Mr Clarke was questioned by the conference’s audience on what the Government is trying to achieve through these proposals.

The Doctors’ Associaiton UK GP spokesperson Dr Steve Taylor said: ‘What are we trying to invent here? Is it outpatients in the community or is it actually community care? I think there is a sort of mixed up approach that we’ve got going on here, and I’m slightly concerned that we are missing something in terms of what we already have, and how do we integrate that better.’

Mr Clarke said: ‘We’ve sort of set out these archetypes that allow for different models of neighbourhood health care.

‘I think the critical thing that we are trying to achieve, and I think you said it, is about the integration of the services around the patient, and I don’t think we have that routinely right and in the right way that patients understand now, and so I think that is the big shift we’re trying to achieve.’

GP leaders have previously warned the Government could be excluding GPs and primary care from leading on neighbourhoods through premises schemes.

GP practices and local authorities were not included in a recent scheme to transfer NHS Property Services-owned premises to hospital trusts, and the BMA said the transfer scheme suggested the Government had a preference for secondary care to lead neighbourhoods

The archetypes

Archetype 1: Hub-and-spoke and upgrading, repurposing or extending existing NHS estate  

Upgrading or reconfiguring existing GP, community or other NHS buildings, often complemented by ‘spokes’ such as mobile units or small satellite sites.

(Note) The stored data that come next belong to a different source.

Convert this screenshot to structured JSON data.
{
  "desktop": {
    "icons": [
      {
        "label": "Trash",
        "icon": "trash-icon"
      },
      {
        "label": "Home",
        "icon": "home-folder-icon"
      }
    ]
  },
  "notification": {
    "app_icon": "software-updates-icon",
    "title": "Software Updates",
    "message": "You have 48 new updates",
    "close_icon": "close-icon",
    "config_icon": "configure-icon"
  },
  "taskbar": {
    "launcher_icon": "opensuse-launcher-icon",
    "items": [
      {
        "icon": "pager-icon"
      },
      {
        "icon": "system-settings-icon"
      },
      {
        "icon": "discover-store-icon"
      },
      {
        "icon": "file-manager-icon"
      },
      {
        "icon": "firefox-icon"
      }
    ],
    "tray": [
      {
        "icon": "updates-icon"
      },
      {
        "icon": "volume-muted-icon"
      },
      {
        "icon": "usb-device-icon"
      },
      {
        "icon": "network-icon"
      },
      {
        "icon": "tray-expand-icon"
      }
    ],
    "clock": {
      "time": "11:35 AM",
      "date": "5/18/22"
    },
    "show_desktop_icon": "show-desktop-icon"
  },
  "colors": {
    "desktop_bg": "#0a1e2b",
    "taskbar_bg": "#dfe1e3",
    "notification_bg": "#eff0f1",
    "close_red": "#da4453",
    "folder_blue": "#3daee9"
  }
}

This is typically the quickest and most affordable route to creating an NHC and is appropriate where there is high-quality existing estate that can be extended to provide the right neighbourhood health service offer.  

Archetype 2: Repurposing community or civic spaces  

Across the NHS, local government, the wider public sector and civil society, there is already substantial estate that can be used to host neighbourhood health services. Some high street premises, libraries, leisure centres or other civic assets may be suitable for adaptation to host neighbourhood health services. This brings care closer to people’s homes and can be delivered at pace and comparatively low cost. These facilities often will not be able to provide the full range of services expected from a NHC, but they can form a valuable part of the local offer. 

Archetype 3: Cohort-specific hubs

Existing hubs that provide health or care services in the local community for particular groups, such as women’s health hubs, Best Start Family Hubs for children and young people, community based mental health centres or respiratory hubs can be integrated into the wider neighbourhood health offer. These hubs will not always be physically located within an NHC, but should complement, align with and, where it makes sense locally, be co-located or consolidated with NHCs. 

Archetype 4: Purpose-built neighbourhood health centres  

New-build centres designed specifically for co-located services and multidisciplinary teams (see the NHC design specification for the detail). These will be delivered through a mix of public capital and a new PPP model in areas where current estate cannot readily be repurposed to deliver convenient access for patients to the full range of neighbourhood health services.